Стало быть, Лев побывал в морге, а теперь покоится на кладбище тот же Лев, умерший от передозировки. Никита вернулся в морг, сравнил данные, фамилия, отчество, даты рождения и смерти совпали.
– Значит, ему было двадцать пять, – произнес Никита.
– Да, так, – сказал доктор. – Обычный срок наркоманов.
– Что вы имеете в виду? – рассеянно спросил Никита.
– Когда лет с шестнадцати начинают принимать наркотики, приблизительно к двадцати пяти – двадцати семи годам наступает смерть практически у всех. Или от передоза, то есть наркоманы со стажем ошибаются в дозе, делая инъекцию, или от внутренних разрушений. В результате длительного приема наркотических средств происходят необратимые изменения внутренних органов.
– Что вколол Лев?
– Героин. Этого добра сейчас навалом.
Никита задумался, снова занимаясь вычислениями, чтоб не терять попусту время, отыскивая родственников Левы Чащина. А почему передозировка не может быть сознательной? Потому что мальчик не оставил записки «в моей смерти прошу никого не винить»? Мальчик… Так назвал его (его ли?) Валерка. В двадцать пять и все мальчик? Сомнительно, Валерка сам не на много опережал этого мальчика в свои тридцать пять. И все же десять лет разницы, а учитывая, что инфантилизм молодых людей затягивается на долгие годы, то, по всей вероятности, Лева Чащин и есть тот, кто написал письмо. А если ошибка? Если этот Лев не имеет отношения к Леве, о котором упоминал Валерка? Да какая теперь разница, просто надо проверить до конца и отмести версию за несостоятельностью, чтоб потом не ругать себя.
Записав адрес, Никита созвонился с Аркашей:
– Ты где сейчас?
– Странный вопрос.
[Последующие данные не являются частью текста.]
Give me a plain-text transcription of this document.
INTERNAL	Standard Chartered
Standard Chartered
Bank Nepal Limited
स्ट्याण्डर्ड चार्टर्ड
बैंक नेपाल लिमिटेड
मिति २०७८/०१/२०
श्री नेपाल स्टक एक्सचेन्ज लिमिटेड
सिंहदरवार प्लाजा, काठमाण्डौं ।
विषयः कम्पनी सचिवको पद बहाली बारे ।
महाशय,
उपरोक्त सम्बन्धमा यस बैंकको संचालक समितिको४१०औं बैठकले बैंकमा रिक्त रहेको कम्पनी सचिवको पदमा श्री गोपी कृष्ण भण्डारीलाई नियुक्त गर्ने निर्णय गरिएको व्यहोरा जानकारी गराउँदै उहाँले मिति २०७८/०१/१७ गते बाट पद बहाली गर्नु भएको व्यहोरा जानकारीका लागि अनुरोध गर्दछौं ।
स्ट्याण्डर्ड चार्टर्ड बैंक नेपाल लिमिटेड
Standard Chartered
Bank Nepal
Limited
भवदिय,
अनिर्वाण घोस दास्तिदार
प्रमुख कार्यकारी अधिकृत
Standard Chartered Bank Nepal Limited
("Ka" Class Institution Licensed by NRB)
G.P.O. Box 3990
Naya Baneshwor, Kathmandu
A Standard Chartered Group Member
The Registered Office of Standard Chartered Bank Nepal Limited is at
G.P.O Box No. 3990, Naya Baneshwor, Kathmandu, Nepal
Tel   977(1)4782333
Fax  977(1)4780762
Инну караулю.
– А она где?
– Дома.
– Бросай пост и поезжай по адресу…
Продиктовав улицу и номер дома, дал задание разузнать сначала у соседей, что за парень был Лева, короче, прощупать почву. Никита глянул на часы – все, у нормальных людей кончается рабочий день.
Инночка села в машину и, опустив голову, робко сказала:
– Я должна сделать вам выговор, Никита.
– Мы же перешли на «ты», – напомнил он, пристегиваясь ремнем. – А выговор за что?
– Вы напоили бабушку вином…
– Ах, это… – рассмеялся он. – Ну, что ты, Инна, я не поил, а предложил. Октябрина Пахомовна выпила совсем немного, была довольна.